Basically I feel that what you are really getting out of this kit is a plastic volcano, a rubber stopper, a football needle and a jar of borax. I could buy these things for far less money on their own, and replicate any experiment here with the addition of common household items like 2 litre bottles and of course baking soda. I feel that this kit might be very good for someone who hasn't done quite as many science projects as we have - but for us - other than the volcano - it really wasn't that exciting, and if I had paid full price I wouldn't be too well pleased. If I were the manufacturer I would leave out the sand, which must really increase shipping costs, use a smaller box and include a more complete rocket. They could either use a small plastic vinegar and baking soda rocket, which I already have of course - or even better one of the old water rockets that used to come with a hand pump but no longer seem to be available anywhere. A volcano with a clear side and actual magma chambers would have been really fun as well - but alas I do not make the kits - more's the pity - I would make better ones!
Do I recommend this kit? Well yes, in spite of finding it overpriced - it would make a fun gift for a child who hasn't already tried most of the activities. It's a nice way to get started on science activities, but not really suited to families who already do quite a few experiments. This kit is suggested for children over the age of 10. My sons are ages 3 and 7 and I see no problems with them using this, and I thing ages 6 -12 would be ideal. The key factor here though is parental supervision. This isn't a toy to hand a child and let them play with alone. In addition to the mess and possible accidents - the educational value of this set would be lost without an adult. Children aren't really likely to read all the bits on the science behind this on their own, and I do feel that an adult involved can casually mention the educational bits while everyone is having fun.

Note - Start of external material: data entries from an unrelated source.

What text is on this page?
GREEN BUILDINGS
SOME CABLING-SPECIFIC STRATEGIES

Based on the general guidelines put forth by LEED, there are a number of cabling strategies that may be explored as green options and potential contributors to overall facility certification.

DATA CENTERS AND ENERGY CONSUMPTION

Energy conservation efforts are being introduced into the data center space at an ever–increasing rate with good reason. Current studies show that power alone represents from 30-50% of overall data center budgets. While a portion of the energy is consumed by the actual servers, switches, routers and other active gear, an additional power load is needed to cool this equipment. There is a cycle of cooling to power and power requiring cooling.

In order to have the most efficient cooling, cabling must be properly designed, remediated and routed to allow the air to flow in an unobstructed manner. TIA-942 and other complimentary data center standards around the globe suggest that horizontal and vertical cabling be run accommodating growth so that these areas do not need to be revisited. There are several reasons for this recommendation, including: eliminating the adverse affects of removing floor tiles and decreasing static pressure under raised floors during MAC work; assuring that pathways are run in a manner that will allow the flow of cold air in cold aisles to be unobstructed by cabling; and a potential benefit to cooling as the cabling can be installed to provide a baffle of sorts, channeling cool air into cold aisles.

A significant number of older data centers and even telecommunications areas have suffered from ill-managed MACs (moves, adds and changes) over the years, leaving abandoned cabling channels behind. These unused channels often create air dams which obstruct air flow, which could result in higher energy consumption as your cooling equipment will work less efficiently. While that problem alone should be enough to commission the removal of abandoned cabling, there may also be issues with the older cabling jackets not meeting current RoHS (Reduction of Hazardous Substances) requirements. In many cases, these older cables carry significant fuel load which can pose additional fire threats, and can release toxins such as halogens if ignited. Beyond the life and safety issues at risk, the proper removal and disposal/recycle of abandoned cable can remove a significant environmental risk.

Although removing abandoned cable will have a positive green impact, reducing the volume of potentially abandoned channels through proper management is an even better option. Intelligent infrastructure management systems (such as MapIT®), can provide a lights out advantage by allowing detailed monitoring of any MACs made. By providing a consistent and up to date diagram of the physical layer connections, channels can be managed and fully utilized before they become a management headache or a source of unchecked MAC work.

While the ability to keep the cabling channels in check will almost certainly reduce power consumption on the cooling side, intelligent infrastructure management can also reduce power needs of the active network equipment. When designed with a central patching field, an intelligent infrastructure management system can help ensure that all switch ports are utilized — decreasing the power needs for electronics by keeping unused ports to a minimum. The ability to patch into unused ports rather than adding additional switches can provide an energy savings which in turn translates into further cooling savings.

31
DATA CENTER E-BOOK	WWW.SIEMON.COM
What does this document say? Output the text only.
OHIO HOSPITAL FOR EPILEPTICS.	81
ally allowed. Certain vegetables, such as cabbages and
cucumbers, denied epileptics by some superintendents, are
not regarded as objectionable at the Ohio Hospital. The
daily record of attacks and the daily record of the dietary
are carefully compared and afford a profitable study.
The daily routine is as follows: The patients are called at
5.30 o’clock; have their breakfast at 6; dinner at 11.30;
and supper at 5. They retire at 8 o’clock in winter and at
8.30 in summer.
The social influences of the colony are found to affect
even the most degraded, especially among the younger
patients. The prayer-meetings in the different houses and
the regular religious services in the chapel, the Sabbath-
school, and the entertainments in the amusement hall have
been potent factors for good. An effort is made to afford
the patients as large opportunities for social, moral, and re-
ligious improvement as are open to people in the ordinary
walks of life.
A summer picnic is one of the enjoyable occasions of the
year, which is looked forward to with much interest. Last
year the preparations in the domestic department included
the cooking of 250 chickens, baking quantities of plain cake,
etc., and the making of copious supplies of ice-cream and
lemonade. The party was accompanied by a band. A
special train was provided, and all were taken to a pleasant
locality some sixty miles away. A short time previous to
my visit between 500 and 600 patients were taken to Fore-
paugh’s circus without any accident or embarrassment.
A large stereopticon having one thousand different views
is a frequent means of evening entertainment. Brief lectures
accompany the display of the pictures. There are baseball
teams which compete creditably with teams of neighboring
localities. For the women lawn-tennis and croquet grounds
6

Please be aware that food colour can stain many objects and while I am uncertain of the exact level of toxicity of the borax. I do know that it has been banned in Britain as a laundry additive due to the danger of pets or small children ingesting it. My feelings are if there is any doubt it best to be extremely cautious. Is there enough in this set to seriously harm a toddler? I honestly don't know, but better safe than sorry. Although my son is well past eating stupid things, I do still keep toxic chemicals out of reach and our borax is in a box on a very high shelf with other chemicals for science experiments. Please use extra caution with this chemical if you very small children or pets in the house.
Finally if you are wondering if my title suits, pyromaniacs are obsessed with either fire or explosives :) We do quite like explosions, to the point that I hope I don't end up on a terrorist watch list as we have googled explosions and such so many times, and accidentally ended up on bomb making sites twice.